The two unions began their walkouts by holding a rally in front of the head office of Japan Post in the Kasumigaseki government office district of Tokyo, attended by about 200 union members as well as supporters from other unions. Yusanro President YAMAZAKI Kiyoshi and Yusei Union President SUDO Kazuhiro spoke on behalf of the organizers.
Yamazaki said Yusanro workers are on strike at 17 places of work at 10 key offices. Pointing out that Japan Post has made no significant offer to Yusanro and Yusei Union negotiators in five rounds of wage talks, he said, “We are demanding that the company has the responsibility to show the concrete way to give regular full-time positions to 121,000 workers who are working on contracts to be renewed every three years. The company also must respond in concrete terms to the demand for their equal treatment.” He concluded his speech by expressing determination to make every effort to protect postal workers’ living and working conditions and get the postal services reviewed in the public interest.”

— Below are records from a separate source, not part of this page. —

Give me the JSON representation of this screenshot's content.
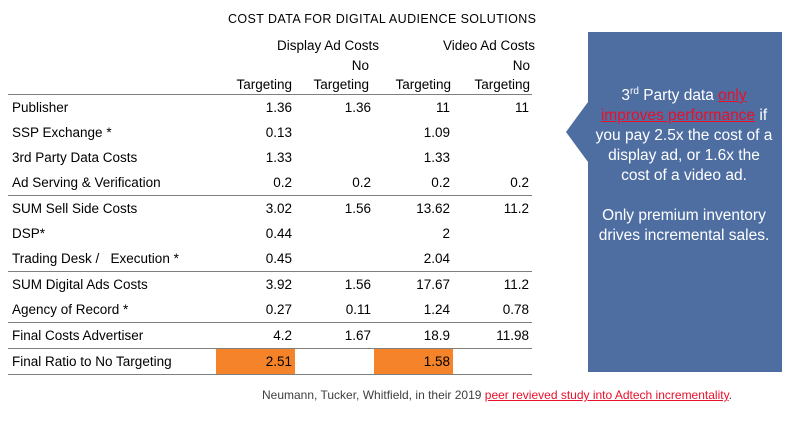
{
  "title": "COST DATA FOR DIGITAL AUDIENCE SOLUTIONS",
  "groups": {
    "display": "Display Ad Costs",
    "video": "Video Ad Costs"
  },
  "headers": {
    "targeting": "Targeting",
    "no": "No",
    "no_targeting": "Targeting"
  },
  "rows": [
    {
      "label": "Publisher",
      "d_t": "1.36",
      "d_n": "1.36",
      "v_t": "11",
      "v_n": "11"
    },
    {
      "label": "SSP Exchange *",
      "d_t": "0.13",
      "d_n": "",
      "v_t": "1.09",
      "v_n": ""
    },
    {
      "label": "3rd Party Data Costs",
      "d_t": "1.33",
      "d_n": "",
      "v_t": "1.33",
      "v_n": ""
    },
    {
      "label": "Ad Serving & Verification",
      "d_t": "0.2",
      "d_n": "0.2",
      "v_t": "0.2",
      "v_n": "0.2"
    },
    {
      "label": "SUM Sell Side Costs",
      "d_t": "3.02",
      "d_n": "1.56",
      "v_t": "13.62",
      "v_n": "11.2"
    },
    {
      "label": "DSP*",
      "d_t": "0.44",
      "d_n": "",
      "v_t": "2",
      "v_n": ""
    },
    {
      "label": "Trading Desk /   Execution *",
      "d_t": "0.45",
      "d_n": "",
      "v_t": "2.04",
      "v_n": ""
    },
    {
      "label": "SUM Digital Ads Costs",
      "d_t": "3.92",
      "d_n": "1.56",
      "v_t": "17.67",
      "v_n": "11.2"
    },
    {
      "label": "Agency of Record *",
      "d_t": "0.27",
      "d_n": "0.11",
      "v_t": "1.24",
      "v_n": "0.78"
    },
    {
      "label": "Final Costs Advertiser",
      "d_t": "4.2",
      "d_n": "1.67",
      "v_t": "18.9",
      "v_n": "11.98"
    },
    {
      "label": "Final Ratio to No Targeting",
      "d_t": "2.51",
      "d_n": "",
      "v_t": "1.58",
      "v_n": ""
    }
  ],
  "highlight_color": "#f5832a",
  "callout": {
    "bg_color": "#4e6ea2",
    "p1_num": "3",
    "p1_sup": "rd",
    "p1_a": " Party data ",
    "p1_red": "only improves performance",
    "p1_b": " if you pay 2.5x the cost of a display ad, or 1.6x the cost of a video ad.",
    "p2": "Only premium inventory drives incremental sales."
  },
  "footer": {
    "text": "Neumann, Tucker, Whitfield, in their 2019 ",
    "link": "peer revieved study into Adtech incrementality",
    "end": "."
  }
}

Zenroren President DAIKOKU Sakuji in his speech said, “This year’s Spring Struggle, which is focusing on the demand for wage increase and improved minimum wage as well as expansion of domestic demand, is reaching the climax. Let us press harder large corporations to fulfill their social responsibility. Let us get the Diet promise to have Japan Post offer contract workers regular full-time positions.”
Four people representing their respective union branches at key postal services offices expressed their determination.
FUJITA Takafumi from the Yusanro Ginza branch said, “In December last year, a Yusanro member fell off and died at work. The Japan Post branch office refuses to acknowledge that the office operator is responsible for workers’ safety and health. In the Spring Struggle we will continue to fight for workplaces to gives priority to the well being of workers, using today’s strike struggle as the springboard.”
The central struggle committee consisting of Yusanro and Yusei unions approved the “Declaration of Strike”, followed by participants’ chants: “We will win a significant wage increase and regular full-time jobs for contingent workers as well as equal treatment of all workers! We will fight to achieve an overhaul of the privatized postal services! We are on concerted strike in solidarity with all postal workers throughout the country!”